Tuesday, August 6, 2019
Elizabeth Bryer, From Here On, Monsters
- This debut novel is a stylish, intoxicating and mysterious work that combines various narrative threads exceptionally well. They are at first seemingly unrelated but fuse into a satisfying and meaningful whole in the novel's final chapters.
- The characters' names are multicultural and exotic: while there's Cameron, Maddison, Charles and Felix, there's Dhiya, Ajak, Tane, Jhon and Bishal.
- Bryer explores the creative process in its many dimensions, and her experience as a translator shines through, translation being defined as not just a language process but a real re-creation of the original.
- Eventually the focus is on modern Australia. ‘From here on, monsters’ is an unknown cartographer’s description in 1504 of the imagined inhabitants of the Antipodes.

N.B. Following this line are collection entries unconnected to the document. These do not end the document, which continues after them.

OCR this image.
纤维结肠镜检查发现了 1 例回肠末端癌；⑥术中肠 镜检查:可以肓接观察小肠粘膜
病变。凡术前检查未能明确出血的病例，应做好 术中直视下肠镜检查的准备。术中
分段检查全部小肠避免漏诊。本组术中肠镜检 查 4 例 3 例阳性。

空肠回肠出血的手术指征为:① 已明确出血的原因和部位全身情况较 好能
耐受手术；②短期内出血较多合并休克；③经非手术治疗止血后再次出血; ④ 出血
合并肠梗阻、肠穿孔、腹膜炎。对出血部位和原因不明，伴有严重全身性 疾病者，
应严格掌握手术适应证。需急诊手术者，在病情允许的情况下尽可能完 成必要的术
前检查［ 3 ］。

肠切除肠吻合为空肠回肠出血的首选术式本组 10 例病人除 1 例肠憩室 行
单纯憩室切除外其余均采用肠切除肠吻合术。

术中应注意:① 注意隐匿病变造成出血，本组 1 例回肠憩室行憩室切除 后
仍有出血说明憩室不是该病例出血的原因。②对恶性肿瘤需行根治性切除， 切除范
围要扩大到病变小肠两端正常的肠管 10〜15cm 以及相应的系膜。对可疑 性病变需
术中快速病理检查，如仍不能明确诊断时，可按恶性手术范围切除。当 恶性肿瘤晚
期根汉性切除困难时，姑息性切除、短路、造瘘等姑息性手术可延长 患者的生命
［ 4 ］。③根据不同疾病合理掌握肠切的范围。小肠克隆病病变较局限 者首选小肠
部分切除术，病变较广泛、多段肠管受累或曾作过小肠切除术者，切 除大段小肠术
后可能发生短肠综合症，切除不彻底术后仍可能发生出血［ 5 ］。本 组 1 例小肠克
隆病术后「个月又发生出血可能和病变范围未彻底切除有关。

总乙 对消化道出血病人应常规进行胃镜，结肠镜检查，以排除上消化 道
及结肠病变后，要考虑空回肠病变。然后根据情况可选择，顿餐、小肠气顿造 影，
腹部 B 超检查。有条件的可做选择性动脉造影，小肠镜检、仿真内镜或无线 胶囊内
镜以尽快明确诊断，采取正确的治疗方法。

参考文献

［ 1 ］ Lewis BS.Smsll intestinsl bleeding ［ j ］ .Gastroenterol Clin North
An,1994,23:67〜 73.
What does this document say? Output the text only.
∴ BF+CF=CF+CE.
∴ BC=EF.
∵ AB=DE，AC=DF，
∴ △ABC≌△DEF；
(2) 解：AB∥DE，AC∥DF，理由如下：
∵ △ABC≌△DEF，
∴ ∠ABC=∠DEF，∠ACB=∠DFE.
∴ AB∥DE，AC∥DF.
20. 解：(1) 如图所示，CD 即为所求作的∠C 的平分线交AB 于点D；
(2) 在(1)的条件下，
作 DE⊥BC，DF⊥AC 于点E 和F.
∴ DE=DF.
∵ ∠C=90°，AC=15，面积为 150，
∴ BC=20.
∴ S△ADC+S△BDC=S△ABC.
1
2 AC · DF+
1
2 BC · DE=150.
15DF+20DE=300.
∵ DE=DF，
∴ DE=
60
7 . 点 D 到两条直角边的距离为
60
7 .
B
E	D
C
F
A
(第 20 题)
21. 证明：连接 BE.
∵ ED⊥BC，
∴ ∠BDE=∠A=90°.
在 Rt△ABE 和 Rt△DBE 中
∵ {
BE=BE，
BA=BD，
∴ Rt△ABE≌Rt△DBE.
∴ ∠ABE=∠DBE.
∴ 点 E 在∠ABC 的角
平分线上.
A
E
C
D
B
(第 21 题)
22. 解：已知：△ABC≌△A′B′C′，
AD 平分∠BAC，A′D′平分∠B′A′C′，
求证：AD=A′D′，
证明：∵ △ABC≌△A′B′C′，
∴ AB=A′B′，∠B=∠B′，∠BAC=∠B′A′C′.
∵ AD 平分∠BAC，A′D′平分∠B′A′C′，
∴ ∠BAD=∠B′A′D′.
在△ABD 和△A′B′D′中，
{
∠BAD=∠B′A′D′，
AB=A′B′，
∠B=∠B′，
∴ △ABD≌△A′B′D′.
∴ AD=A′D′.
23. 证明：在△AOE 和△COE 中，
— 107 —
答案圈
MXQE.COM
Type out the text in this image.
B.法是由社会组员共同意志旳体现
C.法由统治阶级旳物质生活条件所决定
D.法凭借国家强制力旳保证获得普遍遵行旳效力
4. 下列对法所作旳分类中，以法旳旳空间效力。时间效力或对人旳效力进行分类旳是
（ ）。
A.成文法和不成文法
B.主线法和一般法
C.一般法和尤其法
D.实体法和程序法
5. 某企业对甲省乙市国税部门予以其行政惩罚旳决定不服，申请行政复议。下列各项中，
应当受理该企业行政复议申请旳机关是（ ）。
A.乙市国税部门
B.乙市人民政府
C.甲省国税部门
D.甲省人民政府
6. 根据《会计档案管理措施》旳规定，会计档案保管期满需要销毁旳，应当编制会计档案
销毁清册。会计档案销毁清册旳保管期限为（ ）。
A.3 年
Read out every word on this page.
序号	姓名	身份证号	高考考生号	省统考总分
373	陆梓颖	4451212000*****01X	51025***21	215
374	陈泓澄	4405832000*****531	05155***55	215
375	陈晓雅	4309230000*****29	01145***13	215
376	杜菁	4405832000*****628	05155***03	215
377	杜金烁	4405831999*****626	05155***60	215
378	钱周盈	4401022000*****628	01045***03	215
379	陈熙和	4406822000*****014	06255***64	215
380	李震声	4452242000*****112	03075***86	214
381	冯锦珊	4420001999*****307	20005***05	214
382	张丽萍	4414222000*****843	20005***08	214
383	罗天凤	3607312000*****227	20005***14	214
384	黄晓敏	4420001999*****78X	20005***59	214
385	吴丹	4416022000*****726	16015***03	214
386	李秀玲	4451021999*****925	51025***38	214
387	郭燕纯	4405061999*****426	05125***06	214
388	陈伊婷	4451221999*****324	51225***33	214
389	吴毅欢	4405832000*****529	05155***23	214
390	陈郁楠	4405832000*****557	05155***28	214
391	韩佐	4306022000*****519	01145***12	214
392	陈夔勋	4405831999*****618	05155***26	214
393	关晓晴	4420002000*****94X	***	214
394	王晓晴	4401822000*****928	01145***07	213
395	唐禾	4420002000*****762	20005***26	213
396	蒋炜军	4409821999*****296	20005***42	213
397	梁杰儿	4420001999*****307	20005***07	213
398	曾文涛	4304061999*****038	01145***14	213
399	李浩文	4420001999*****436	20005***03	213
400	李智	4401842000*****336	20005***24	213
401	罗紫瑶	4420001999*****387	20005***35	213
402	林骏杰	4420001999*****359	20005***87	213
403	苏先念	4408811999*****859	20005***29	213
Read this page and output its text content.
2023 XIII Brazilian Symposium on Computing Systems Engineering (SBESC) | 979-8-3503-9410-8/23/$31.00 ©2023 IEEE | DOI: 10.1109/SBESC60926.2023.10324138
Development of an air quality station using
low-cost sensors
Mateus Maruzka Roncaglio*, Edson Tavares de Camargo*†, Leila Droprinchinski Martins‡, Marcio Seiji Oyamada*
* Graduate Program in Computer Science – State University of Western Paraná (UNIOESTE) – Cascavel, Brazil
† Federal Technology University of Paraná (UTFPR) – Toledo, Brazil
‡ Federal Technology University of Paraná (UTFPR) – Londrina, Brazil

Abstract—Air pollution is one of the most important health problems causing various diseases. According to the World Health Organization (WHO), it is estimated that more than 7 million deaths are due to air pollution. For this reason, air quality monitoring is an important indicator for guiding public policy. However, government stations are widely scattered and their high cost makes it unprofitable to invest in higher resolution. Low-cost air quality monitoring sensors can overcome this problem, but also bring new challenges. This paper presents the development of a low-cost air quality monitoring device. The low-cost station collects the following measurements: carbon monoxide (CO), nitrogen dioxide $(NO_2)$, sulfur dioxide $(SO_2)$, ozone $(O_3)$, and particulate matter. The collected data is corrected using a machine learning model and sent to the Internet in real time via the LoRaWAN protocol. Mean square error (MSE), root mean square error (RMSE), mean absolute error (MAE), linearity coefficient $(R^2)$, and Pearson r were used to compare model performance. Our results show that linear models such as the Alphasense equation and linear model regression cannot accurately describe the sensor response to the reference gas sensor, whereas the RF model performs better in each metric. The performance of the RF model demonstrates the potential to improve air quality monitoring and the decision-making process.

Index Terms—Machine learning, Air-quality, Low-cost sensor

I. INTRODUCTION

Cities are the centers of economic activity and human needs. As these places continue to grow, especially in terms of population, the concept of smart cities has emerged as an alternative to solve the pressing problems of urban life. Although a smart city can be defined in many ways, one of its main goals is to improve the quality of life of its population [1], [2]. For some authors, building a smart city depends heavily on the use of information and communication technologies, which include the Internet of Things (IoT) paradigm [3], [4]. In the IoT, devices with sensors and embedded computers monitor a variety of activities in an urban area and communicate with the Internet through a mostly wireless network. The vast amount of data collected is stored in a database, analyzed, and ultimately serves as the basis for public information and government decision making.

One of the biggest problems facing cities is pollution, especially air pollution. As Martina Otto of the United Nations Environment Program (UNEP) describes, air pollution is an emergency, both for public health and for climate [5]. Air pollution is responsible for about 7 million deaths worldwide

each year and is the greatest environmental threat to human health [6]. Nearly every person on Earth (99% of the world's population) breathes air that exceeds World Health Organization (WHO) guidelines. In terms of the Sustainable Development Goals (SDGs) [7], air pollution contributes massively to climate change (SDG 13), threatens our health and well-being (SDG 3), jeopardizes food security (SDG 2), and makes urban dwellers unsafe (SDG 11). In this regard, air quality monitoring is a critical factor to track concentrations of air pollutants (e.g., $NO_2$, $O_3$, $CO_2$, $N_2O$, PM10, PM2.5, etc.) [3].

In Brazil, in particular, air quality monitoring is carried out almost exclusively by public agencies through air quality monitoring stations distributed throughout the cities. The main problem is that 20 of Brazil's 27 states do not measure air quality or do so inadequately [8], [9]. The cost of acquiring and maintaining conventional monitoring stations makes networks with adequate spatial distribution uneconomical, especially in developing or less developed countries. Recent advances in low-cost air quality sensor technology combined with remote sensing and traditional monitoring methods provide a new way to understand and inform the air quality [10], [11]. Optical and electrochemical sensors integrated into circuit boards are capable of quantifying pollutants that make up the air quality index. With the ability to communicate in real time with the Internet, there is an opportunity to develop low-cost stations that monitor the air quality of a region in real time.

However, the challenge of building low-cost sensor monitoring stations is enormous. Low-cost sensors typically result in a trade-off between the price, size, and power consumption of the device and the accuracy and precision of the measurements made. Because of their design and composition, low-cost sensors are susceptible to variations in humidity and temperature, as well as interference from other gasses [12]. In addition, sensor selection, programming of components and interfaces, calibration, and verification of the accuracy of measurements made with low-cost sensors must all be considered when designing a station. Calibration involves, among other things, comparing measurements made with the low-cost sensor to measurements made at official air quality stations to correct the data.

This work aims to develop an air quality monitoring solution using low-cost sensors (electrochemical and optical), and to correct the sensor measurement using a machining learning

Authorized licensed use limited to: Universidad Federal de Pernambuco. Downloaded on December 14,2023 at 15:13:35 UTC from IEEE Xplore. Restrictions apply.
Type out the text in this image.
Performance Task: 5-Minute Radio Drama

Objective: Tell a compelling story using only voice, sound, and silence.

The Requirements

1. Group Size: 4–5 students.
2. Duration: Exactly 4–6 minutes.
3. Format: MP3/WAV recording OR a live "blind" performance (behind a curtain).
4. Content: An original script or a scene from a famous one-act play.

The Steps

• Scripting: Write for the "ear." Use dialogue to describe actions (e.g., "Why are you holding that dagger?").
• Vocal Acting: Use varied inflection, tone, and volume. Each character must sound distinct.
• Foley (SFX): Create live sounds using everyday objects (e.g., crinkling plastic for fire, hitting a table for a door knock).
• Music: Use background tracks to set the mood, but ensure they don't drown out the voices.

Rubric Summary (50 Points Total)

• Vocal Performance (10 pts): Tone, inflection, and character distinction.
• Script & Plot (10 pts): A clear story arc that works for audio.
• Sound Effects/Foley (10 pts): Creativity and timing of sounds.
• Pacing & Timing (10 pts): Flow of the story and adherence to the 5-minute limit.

The Aboriginal occupation, society and culture of the Great South Land is erased by the European colonisers. Who, exactly, are the monsters?
- Our 'official' description of today's migrants/asylum seekers is ‘Illegal Maritime Arrivals’. Truth in reporting is being censored. Things disappear - characters, words, events, scenes, views, facts. Meaning fades.
- One character asks at one point ‘When do you think we’ll be able to see again?’
- The ending is at first confusing, but highly suggestive. Art needs to rise to the occasion, cut through, tell the ugly truth, and change things. Not be a meaningless exercise in narcissistic wankery.
(Shaun Prescott, author of the wonderful novel The Town, is quoted on the back cover and he gets it so right: 'Traverses the chasm between truth and history, and challenges our faith in the liberatory potential of art. It's a modern Australian novel about modern Australia that, refreshingly, doesn't read at all like a modern Australian novel'.
And Bryer quotes the Japanese poet Issa translated by Czeslaw Milosz:
To know and not to speak.
In that way one forgets.
What is pronounced strengthens itself.